- Date: 4–10 January
- Edition: 15th
- Category: 250 series
- Draw: 32S / 16D
- Prize money: $398,250
- Surface: Hard / outdoors
- Location: Chennai, India
- Venue: SDAT Tennis Stadium

Champions

Singles
- Marin Čilić

Doubles
- Marcel Granollers / Santiago Ventura
| Aircel Chennai Open |

= 2010 Aircel Chennai Open =

The 2010 Aircel Chennai Open was a tennis tournament played on outdoor hard courts. It is the 15th edition of the Chennai Open, and part of the 250 series of the 2010 ATP World Tour.
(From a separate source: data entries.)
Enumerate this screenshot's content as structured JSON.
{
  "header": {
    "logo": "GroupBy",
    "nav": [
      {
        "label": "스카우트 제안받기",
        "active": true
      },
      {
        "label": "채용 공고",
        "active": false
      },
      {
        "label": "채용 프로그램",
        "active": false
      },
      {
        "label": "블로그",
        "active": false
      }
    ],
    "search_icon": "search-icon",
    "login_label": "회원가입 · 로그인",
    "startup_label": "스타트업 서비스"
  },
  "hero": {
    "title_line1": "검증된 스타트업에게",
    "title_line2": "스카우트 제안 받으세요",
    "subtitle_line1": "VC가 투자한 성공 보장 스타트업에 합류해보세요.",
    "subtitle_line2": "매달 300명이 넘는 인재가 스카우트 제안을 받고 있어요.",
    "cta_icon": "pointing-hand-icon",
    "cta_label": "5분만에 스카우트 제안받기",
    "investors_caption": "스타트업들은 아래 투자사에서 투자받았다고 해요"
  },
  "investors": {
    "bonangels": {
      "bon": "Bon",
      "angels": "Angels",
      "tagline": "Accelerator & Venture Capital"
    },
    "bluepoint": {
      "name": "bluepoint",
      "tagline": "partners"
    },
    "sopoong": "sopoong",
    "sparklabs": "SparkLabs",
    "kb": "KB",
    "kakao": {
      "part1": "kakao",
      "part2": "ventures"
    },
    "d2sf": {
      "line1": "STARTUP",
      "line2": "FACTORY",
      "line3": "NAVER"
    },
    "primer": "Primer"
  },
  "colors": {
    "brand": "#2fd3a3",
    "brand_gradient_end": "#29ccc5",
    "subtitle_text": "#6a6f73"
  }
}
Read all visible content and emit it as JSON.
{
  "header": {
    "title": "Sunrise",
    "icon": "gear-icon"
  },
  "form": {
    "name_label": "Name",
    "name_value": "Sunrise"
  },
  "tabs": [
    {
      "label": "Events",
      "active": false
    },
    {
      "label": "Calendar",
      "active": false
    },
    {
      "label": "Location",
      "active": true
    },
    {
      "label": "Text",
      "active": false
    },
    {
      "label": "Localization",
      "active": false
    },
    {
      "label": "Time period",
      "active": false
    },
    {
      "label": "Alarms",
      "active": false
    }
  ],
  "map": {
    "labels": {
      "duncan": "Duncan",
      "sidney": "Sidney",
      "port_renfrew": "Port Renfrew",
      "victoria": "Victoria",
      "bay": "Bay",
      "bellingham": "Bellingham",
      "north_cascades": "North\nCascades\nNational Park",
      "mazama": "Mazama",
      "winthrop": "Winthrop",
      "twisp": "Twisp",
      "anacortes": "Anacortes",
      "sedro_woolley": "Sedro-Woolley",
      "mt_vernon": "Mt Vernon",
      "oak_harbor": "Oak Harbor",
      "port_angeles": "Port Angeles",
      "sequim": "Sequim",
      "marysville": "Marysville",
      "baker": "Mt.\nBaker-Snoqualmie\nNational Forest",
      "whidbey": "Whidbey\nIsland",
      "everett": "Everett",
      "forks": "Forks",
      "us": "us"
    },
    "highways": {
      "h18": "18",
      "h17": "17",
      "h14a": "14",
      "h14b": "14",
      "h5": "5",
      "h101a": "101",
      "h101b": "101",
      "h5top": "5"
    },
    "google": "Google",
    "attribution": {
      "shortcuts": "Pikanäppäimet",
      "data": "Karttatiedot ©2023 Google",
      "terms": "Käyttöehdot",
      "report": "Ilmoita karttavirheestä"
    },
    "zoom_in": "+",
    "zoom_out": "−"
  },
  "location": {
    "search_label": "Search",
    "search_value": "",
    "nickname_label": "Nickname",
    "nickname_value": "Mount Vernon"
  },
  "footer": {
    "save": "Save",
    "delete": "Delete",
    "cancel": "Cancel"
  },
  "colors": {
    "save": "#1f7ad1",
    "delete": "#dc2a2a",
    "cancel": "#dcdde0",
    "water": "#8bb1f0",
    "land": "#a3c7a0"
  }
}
It takes place at the SDAT Tennis Stadium in Chennai, India, from 4 January through 10 January 2010. Second-seeded Marin Čilić won the singles title.

==ATP entrants==

===Seeds===

| Country | Player | Rank^{1} | Seed |
|---|---|---|---|
| SWE | Robin Söderling | 8 | 1 |
| CRO | Marin Čilić | 14 | 2 |
| SUI | Stanislas Wawrinka | 21 | 3 |
| SRB | Janko Tipsarević | 38 | 4 |
| ISR | Dudi Sela | 43 | 5 |
| GER | Simon Greul | 59 | 6 |
| GER | Michael Berrer | 74 | 7 |
| USA | Rajeev Ram | 79 | 8 |

===Other entrants===
The following players received wildcards into the singles main draw:
- IND Rohan Bopanna
- IND Somdev Devvarman
- ESP Carlos Moyá

The following players received entry from the qualifying draw:
- IND Prakash Amritraj
- IRL Louk Sorensen
- GBR James Ward
- TPE Yang Tsung-hua

==Finals==

===Singles===

CRO Marin Čilić defeated SUI Stanislas Wawrinka, 7-6^{(7–2)}, 7-6^{(7–3)}.
- It was Cilic's first title of the year, fourth overall, and his second consecutive title at the event.

===Doubles===

ESP Marcel Granollers / ESP Santiago Ventura defeated TPE Lu Yen-hsun / SRB Janko Tipsarević, 7-5, 6-2.